3º factor - O socorro suplementar, querendo com isto dizer que, para um local tão perto da Base Aérea do Montijo, tão perto da Ponte Vasco da Gama, tão perto de várias corporações de bombeiros e ambulâncias INEM, talvez se deva vir a saber se estava ou não estava previsto e treinado, um socorro adicional imediato em caso de emergência.

O trágico é que morreram dois seres humanos.
Inaceitável o achincalhamento  mediático que mansamente se vem pondo em cima das Forças Armadas e, dado o seu silêncio, parece que com uma certa passividade do governo e do Comandante Supremo das Forças Armadas.
Não houve já em tudo isto desproporção de atitudes e medidas decididas antes de se ouvir os militares? Pela decisão do juiz, parece-me que houve. Que pensar do silêncio ensurdecedor do ministro da Defesa Nacional e do Comandante Supremo das Forças Armadas?  Mas estou errado, certamente.
Quanto ás chefias militares, CEMGFA e CEME, o costume.
Ah, dirão vários, estas coisas da justiça têm o seu tempo, os seus processos e, por outro lado, os militares são sempre muito sigilosos, reservados. Será, mas se assim continuarem, se assim quiserem continuar a fazer e a calar, não se admirem.
Não se admirem, com continuados insultos, com achincalhamentos, com cada vez menos voluntários para as Forças Armadas.
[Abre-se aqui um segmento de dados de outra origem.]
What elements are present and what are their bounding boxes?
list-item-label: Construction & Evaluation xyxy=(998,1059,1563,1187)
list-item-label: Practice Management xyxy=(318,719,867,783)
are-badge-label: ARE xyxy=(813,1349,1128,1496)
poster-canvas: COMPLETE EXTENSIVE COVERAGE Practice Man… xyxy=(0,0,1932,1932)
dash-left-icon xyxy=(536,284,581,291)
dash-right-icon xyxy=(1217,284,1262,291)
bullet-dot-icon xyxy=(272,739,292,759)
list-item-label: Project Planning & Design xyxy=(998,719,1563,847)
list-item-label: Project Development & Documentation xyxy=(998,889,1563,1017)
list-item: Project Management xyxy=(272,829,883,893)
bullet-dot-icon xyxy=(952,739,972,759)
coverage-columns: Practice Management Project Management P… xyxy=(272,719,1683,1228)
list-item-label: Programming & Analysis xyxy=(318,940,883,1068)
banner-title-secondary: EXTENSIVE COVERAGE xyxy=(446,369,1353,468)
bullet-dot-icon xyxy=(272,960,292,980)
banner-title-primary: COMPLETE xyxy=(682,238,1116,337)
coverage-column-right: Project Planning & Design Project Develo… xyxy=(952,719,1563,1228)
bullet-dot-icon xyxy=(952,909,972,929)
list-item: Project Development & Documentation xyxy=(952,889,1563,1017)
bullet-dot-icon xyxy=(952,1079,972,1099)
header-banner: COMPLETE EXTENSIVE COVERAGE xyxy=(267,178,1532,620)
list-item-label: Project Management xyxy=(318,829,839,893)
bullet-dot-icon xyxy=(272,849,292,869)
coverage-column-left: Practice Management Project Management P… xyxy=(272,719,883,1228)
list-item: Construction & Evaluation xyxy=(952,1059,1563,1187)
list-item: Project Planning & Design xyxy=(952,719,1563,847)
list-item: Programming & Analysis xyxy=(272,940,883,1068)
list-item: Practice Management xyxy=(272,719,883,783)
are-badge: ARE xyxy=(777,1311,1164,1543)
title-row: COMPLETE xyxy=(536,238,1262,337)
Finalmente, a propósito desta tragédia, tem havido quem tenha trazido à colação o Hospital das Forças Armadas (HFAR).
Não o conheço, nunca lá fui.
Conheço descrições várias sobre o que por lá se passará, sobre as demoras, as dificuldades, e tenho alguma noção da lamentável génese da coisa decorrente da destruição dos hospitais militares antes existentes.
Isto dito, tenho-me apercebido que existem pessoas que clamam que o HFAR nada tem a ver com a tragédia, enquanto outras afirmam o oposto. Parece que o director do HFAR nunca foi entrevistado, terá sido alguém abaixo dele.
Não sei a que ponto o HFAR deva ou não ser chamado à colação. Mas uma coisa parece clara, parece iniludível: o HFAR tudo aponta nesse sentido, é uma coisa doente, e o nível de tratamento a doentes militares e seus familiares não parece estar nada bem. Não creio que isto deva ser escamoteado, escondido.

O trágico disto é que me sugere haver, em todos os silêncios de todo o lado - nas tiradas grandiloquentes do Comandante Supremo das Forças Armadas e para baixo na cadeia hierárquica, nos insultos, nas persporrências, nos corporativismos - um esquecimento, um pequenino detalhe: MORRERAM DUAS PESSOAS.
Tudo devia estar a acontecer e a processar-se com rigor e correção, com cuidada contenção, sem espectáculo, tendo isso bem presente, e no sentido de se apurar a verdade o mais rápido possível, de se tirarem consequências, de se punir quem se provar que o merece mas não apenas os "pequeninos" pois há certamente responsáveis pela hierarquia acima. E procurar evitar novas tragédias.
Mas não, indignidade atrás de indignidade. 
Completo desrespeito por quem foi Vitimado.
É o que temos. Eles não mereciam.
Muitos de nós não merecemos esta podridão que alastra, com o silêncio conivente da maioria dos concidadãos, anestesiados com folclores mediáticos, com telenovelas, com autocarros de gente do futebol a sair ou chegar aos estádios ou hotéis em directos pelas TV, com galos no Terreiro do Paço, com Summits, com palhaçadas constantes.
É o que temos, mas nem todos o merecemos.